Mr Dergoul and Emwazi informed the security officers that they were enjoying a sightseeing trip around Europe before the two men returned to the UK after Emwazi received an urgent call from his father regarding a family matter.
Mr Dergoul was held in Guantanamo Bay after he was detained in Afghanistan.
He claimed he had originally travelled to Pakistan to study Arabic before entering Afghanistan looking to buy land and develop properties before selling them on for a profit after the war.
He denied US allegations that while he was in Afghanistan he attended a jihadi training camp.
Following his time in Guantanamo Bay where he later recalled how he was beaten and repeatedly abused, Mr Dergoul and four other British nationals were repatriated to the UK.

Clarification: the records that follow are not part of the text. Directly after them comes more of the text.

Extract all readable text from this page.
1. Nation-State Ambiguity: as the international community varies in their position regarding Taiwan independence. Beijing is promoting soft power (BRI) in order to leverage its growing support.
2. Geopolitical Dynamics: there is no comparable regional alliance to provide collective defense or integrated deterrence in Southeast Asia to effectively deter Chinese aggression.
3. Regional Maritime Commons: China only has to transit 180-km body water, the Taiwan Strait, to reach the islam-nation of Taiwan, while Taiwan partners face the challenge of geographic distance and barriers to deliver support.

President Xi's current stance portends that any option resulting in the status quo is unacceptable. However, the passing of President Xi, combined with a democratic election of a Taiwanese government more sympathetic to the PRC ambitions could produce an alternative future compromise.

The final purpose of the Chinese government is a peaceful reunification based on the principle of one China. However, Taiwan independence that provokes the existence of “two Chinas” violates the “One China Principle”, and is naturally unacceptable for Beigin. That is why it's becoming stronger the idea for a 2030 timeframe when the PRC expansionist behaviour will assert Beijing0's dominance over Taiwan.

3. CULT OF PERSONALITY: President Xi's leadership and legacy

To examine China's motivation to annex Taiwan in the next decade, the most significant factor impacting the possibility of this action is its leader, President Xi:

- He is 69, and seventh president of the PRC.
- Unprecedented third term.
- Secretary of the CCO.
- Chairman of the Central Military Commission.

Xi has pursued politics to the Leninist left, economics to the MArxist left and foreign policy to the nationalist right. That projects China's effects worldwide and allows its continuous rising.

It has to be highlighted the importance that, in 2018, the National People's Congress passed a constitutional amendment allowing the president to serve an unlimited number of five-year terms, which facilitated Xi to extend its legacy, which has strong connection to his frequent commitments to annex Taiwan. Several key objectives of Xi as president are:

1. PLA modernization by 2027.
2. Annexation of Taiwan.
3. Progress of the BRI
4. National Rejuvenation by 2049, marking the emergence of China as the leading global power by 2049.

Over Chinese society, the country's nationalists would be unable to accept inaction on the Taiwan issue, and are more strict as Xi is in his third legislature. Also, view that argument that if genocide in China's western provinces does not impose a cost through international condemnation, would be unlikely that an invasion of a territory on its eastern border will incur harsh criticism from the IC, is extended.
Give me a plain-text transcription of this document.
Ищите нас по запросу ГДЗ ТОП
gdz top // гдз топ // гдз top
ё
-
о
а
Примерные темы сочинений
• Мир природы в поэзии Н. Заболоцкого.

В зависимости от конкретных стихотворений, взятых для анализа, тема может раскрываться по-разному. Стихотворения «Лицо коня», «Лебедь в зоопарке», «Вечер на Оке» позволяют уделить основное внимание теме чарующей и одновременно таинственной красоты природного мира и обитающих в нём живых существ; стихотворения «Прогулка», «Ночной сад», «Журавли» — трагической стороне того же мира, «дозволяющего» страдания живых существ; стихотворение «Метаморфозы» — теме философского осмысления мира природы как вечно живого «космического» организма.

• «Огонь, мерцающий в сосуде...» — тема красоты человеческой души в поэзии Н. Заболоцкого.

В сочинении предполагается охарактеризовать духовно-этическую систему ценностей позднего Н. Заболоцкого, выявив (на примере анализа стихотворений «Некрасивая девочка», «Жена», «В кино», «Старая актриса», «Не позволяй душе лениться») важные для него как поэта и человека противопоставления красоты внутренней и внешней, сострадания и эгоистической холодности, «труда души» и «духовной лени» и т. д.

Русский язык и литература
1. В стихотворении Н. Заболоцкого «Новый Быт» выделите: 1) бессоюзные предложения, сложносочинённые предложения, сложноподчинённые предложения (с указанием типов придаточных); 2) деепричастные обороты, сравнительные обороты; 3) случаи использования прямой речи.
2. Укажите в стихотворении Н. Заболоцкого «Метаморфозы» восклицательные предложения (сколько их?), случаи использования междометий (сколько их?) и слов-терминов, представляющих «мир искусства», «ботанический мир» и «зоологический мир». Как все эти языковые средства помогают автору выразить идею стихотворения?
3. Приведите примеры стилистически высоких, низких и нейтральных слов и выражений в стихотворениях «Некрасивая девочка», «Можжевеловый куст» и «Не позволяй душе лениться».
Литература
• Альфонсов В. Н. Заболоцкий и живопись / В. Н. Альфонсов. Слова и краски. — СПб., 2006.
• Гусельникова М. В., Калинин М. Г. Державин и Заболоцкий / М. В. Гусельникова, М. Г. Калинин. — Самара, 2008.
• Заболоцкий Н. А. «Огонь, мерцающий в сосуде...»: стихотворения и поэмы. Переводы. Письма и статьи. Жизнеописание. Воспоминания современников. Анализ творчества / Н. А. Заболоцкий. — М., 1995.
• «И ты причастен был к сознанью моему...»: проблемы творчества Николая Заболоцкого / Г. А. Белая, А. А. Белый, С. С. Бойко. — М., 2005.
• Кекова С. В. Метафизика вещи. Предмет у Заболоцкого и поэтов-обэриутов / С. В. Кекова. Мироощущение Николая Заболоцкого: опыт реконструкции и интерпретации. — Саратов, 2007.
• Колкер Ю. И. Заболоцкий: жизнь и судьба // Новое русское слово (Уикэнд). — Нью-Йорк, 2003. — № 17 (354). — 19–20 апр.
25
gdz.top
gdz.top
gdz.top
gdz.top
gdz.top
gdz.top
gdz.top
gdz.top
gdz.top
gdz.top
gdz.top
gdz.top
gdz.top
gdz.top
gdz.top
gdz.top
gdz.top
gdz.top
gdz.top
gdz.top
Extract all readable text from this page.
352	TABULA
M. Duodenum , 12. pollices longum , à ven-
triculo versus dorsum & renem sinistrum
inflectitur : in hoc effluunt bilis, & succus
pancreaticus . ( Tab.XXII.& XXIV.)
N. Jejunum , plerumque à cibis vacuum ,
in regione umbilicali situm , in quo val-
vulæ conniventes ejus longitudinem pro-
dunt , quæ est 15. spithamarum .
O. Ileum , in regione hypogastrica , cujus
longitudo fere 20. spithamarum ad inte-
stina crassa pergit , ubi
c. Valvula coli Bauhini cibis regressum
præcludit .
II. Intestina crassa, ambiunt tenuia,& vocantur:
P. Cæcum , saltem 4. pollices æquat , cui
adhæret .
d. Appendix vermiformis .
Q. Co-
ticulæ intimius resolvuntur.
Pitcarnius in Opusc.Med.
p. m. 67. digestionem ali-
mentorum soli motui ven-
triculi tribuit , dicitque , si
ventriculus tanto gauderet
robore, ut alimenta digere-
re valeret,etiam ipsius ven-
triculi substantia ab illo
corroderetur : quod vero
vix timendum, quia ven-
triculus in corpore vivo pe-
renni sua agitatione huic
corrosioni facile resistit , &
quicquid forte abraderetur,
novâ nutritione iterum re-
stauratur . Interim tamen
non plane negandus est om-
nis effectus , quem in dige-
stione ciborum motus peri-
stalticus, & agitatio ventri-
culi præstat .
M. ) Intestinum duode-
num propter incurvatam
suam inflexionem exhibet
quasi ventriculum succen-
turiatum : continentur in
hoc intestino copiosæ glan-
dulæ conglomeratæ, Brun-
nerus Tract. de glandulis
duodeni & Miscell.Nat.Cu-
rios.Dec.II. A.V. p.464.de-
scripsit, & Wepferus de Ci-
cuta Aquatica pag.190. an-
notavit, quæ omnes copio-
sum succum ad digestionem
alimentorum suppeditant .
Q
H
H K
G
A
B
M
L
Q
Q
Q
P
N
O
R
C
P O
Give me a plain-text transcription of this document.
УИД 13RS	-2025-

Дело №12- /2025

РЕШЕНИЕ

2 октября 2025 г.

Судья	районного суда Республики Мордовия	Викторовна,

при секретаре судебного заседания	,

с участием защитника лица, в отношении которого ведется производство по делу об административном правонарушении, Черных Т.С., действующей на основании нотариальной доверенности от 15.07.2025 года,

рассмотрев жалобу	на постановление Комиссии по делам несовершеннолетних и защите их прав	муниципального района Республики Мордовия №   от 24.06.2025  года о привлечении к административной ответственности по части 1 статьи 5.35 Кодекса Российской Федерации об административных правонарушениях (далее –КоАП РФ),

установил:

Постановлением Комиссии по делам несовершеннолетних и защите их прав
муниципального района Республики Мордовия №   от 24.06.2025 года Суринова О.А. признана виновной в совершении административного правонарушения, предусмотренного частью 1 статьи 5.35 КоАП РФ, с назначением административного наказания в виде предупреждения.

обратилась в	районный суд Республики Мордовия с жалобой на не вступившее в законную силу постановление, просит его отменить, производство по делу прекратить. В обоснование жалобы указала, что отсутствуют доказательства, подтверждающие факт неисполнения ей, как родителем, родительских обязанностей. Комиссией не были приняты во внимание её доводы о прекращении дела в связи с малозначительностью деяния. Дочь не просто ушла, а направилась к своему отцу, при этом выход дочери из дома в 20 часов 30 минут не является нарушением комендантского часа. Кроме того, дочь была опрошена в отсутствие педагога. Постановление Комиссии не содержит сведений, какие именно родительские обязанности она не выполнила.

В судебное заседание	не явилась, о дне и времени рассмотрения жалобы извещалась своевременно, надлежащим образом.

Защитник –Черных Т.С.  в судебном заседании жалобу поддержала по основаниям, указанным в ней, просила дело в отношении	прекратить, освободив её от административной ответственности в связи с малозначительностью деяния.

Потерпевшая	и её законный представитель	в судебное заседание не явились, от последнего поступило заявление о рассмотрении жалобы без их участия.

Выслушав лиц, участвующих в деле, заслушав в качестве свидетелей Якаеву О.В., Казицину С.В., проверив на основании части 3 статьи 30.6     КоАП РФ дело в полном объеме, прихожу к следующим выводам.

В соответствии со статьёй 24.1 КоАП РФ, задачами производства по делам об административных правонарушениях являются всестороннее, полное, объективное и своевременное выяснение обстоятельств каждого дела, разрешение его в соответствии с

Mr Dergoul and another detainee Jamal al-Harith, received a share in a £20 million payout by ministers in 2010.
Originally known as Ronald Fiddler before his conversion, al-Harith is thought to have travelled to Syria and joined ISIS in April 2014 and was reportedly killed in battle, according to the Daily Telegraph.
Mr Dergoul and another detainee Jamal al-Harith, (pictured) received a share in a £20 million payout by ministers in 2010. Originally known as Ronald Fiddler before his conversion, al-Harith is thought to have travelled to Syria and joined ISIS
Emwazi is thought to have been a key member of a West London gang of young extremists, which included Bilal al-Berjawi and Mohammed Sakr, both killed in drone strikes while fighting for al-Shabaab in Somalia.
Around a year after Emwazi's trip to Portugal, the Kuwaiti born IT worker disappeared and is thought to have made his way through Europe to Syria.
He allegedly trekked across the mountain ranges of Europe and was allegedly 'detained by the authorities of various nations on at least two occasions' before he made to Syria, according to ISIS's propaganda magazine Dabiq.
In January 2016, ISIS confirmed the death of their notorious propaganda figure by including a lengthy tribute to him in their magazine, Dabiq.
Known as Abu Muharib al-Yemeni, Emwazi, a member of the Bedoon, was praised in the article as an 'honourable brother' who once gave away a concubine to an injured fellow fighter.
'His harshness towards the kuffar (non-believers) was manifested through deeds that enraged all the nations, religions, and factions of kuffar, the entire world bearing witness to this,'
The magazine article also described how Emwazi had been interviewed on several occasions by security services when he tried to leave the UK.
'During the interrogation, Abū Muhārib would present himself as unintelligent, as was his method when dealing with intelligence agencies. The Prophet said, 'War is deception',' it claimed.